Le budget de la recherche s'inscrit cette année encore dans une trajectoire ascendante et amplifie la hausse des moyens qui avait marqué la loi de finances initiale pour 2023. En 2024, le budget du MESR progresserait de près de 794,13 millions d'euros par rapport à la loi de finances pour 2023, hors financements issus du plan de relance et de France 2030. Cette évolution positive est à noter. Elle permet la hausse des crédits alloués en faveur de la recherche. La mission Recherche et enseignement supérieur connaît une hausse de 3,55 % en autorisations d'engagement et de 3,29 % en crédits de paiement, soit respectivement 1 042,18 millions d'euros et 1 012,96 millions d'euros.
Je tiens donc à souligner la poursuite des efforts en faveur du budget affecté à la recherche, lesquels résultent de la quatrième année d'application de la LPR – article 2 – et de sa trajectoire, que le Gouvernement respecte : les crédits du programme Recherches scientifiques et technologiques pluridisciplinaires ont ainsi augmenté de 1 109 millions d'euros entre 2020 et le PLF pour 2024.

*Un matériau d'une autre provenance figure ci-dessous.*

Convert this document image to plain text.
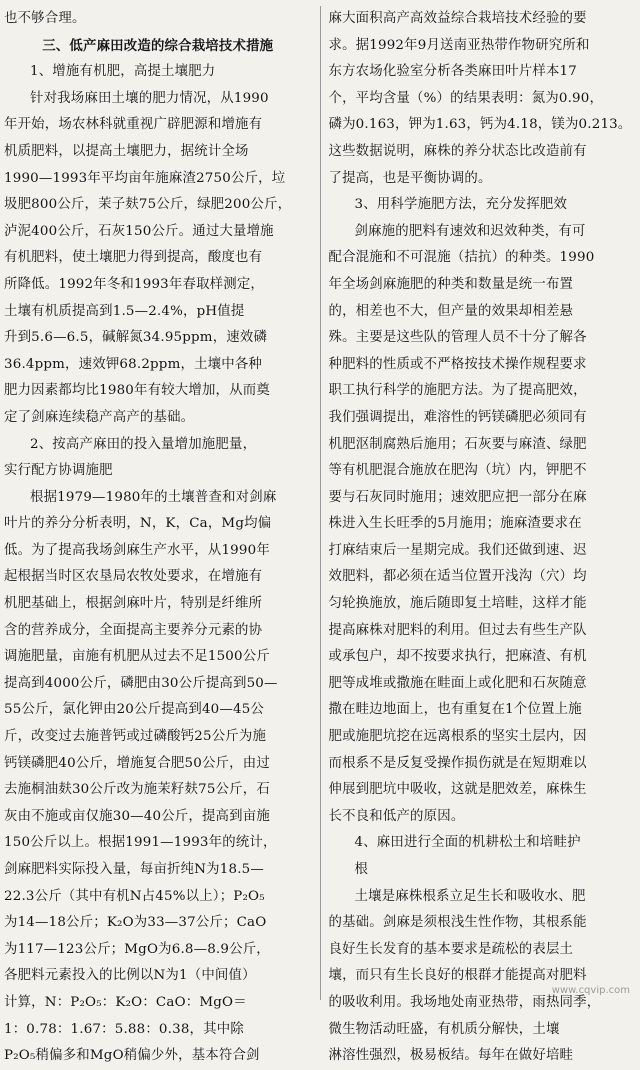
也不够合理。
三、低产麻田改造的综合栽培技术措施
1、增施有机肥，高提土壤肥力
针对我场麻田土壤的肥力情况，从1990
年开始，场农林科就重视广辟肥源和增施有
机质肥料，以提高土壤肥力，据统计全场
1990—1993年平均亩年施麻渣2750公斤，垃
圾肥800公斤，茉子麸75公斤，绿肥200公斤，
泸泥400公斤，石灰150公斤。通过大量增施
有机肥料，使土壤肥力得到提高，酸度也有
所降低。1992年冬和1993年春取样测定，
土壤有机质提高到1.5—2.4%，pH值提
升到5.6—6.5，碱解氮34.95ppm，速效磷
36.4ppm，速效钾68.2ppm，土壤中各种
肥力因素都均比1980年有较大增加，从而奠
定了剑麻连续稳产高产的基础。
2、按高产麻田的投入量增加施肥量，
实行配方协调施肥
根据1979—1980年的土壤普查和对剑麻
叶片的养分分析表明，N，K，Ca，Mg均偏
低。为了提高我场剑麻生产水平，从1990年
起根据当时区农垦局农牧处要求，在增施有
机肥基础上，根据剑麻叶片，特别是纤维所
含的营养成分，全面提高主要养分元素的协
调施肥量，亩施有机肥从过去不足1500公斤
提高到4000公斤，磷肥由30公斤提高到50—
55公斤，氯化钾由20公斤提高到40—45公
斤，改变过去施普钙或过磷酸钙25公斤为施
钙镁磷肥40公斤，增施复合肥50公斤，由过
去施桐油麸30公斤改为施茉籽麸75公斤，石
灰由不施或亩仅施30—40公斤，提高到亩施
150公斤以上。根据1991—1993年的统计，
剑麻肥料实际投入量，每亩折纯N为18.5—
22.3公斤（其中有机N占45%以上）；P₂O₅
为14—18公斤；K₂O为33—37公斤；CaO
为117—123公斤；MgO为6.8—8.9公斤，
各肥料元素投入的比例以N为1（中间值）
计算，N：P₂O₅：K₂O：CaO：MgO＝
1：0.78：1.67：5.88：0.38，其中除
P₂O₅稍偏多和MgO稍偏少外，基本符合剑
麻大面积高产高效益综合栽培技术经验的要
求。据1992年9月送南亚热带作物研究所和
东方农场化验室分析各类麻田叶片样本17
个，平均含量（%）的结果表明：氮为0.90，
磷为0.163，钾为1.63，钙为4.18，镁为0.213。
这些数据说明，麻株的养分状态比改造前有
了提高，也是平衡协调的。
3、用科学施肥方法，充分发挥肥效
剑麻施的肥料有速效和迟效种类，有可
配合混施和不可混施（拮抗）的种类。1990
年全场剑麻施肥的种类和数量是统一布置
的，相差也不大，但产量的效果却相差悬
殊。主要是这些队的管理人员不十分了解各
种肥料的性质或不严格按技术操作规程要求
职工执行科学的施肥方法。为了提高肥效，
我们强调提出，难溶性的钙镁磷肥必须同有
机肥沤制腐熟后施用；石灰要与麻渣、绿肥
等有机肥混合施放在肥沟（坑）内，钾肥不
要与石灰同时施用；速效肥应把一部分在麻
株进入生长旺季的5月施用；施麻渣要求在
打麻结束后一星期完成。我们还做到速、迟
效肥料，都必须在适当位置开浅沟（穴）均
匀轮换施放，施后随即复土培畦，这样才能
提高麻株对肥料的利用。但过去有些生产队
或承包户，却不按要求执行，把麻渣、有机
肥等成堆或撒施在畦面上或化肥和石灰随意
撒在畦边地面上，也有重复在1个位置上施
肥或施肥坑挖在远离根系的坚实土层内，因
而根系不是反复受操作损伤就是在短期难以
伸展到肥坑中吸收，这就是肥效差，麻株生
长不良和低产的原因。
4、麻田进行全面的机耕松土和培畦护
根
土壤是麻株根系立足生长和吸收水、肥
的基础。剑麻是须根浅生性作物，其根系能
良好生长发育的基本要求是疏松的表层土
壤，而只有生长良好的根群才能提高对肥料
的吸收利用。我场地处南亚热带，雨热同季，
微生物活动旺盛，有机质分解快，土壤
淋溶性强烈，极易板结。每年在做好培畦
www.cqvip.com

Ces ressources ont notamment participé à la mise en œuvre de l'amélioration des rémunérations des personnels, à hauteur de 258 millions d'euros entre 2020 et ce qui est prévu pour 2024. La LPR a amorcé l'engagement d'un vaste plan de revalorisation indemnitaire, de 644 millions d'euros, en sept tranches annuelles de 92 millions d'euros, ainsi qu'un effort de convergence des différents régimes indemnitaires de l'enseignement supérieur et de la recherche. En 2024, le montant indemnitaire de base augmenterait de près de 3 000 euros brut par an par rapport à 2020, avec une revalorisation cible de 6 400 euros brut par an en 2027.
De plus, la LPR prévoit de porter la rémunération minimale brute des doctorants financés par le MESR à 2 300 euros par mois. L'arrêté du 21 décembre 2022 a déjà porté cette rémunération à 2 044 euros brut par mois, à compter du 1er janvier 2023. Cette hausse bénéficie aux nouveaux doctorants, ainsi qu'à ceux déjà recrutés. La LPR a par ailleurs permis d'augmenter le nombre de nouveaux recrutements.
À ces montants s'ajoutent les crédits ouverts dans les missions Plan de Relance et Investir pour la France de 2030, dont certaines actions entrent dans le champ de la recherche.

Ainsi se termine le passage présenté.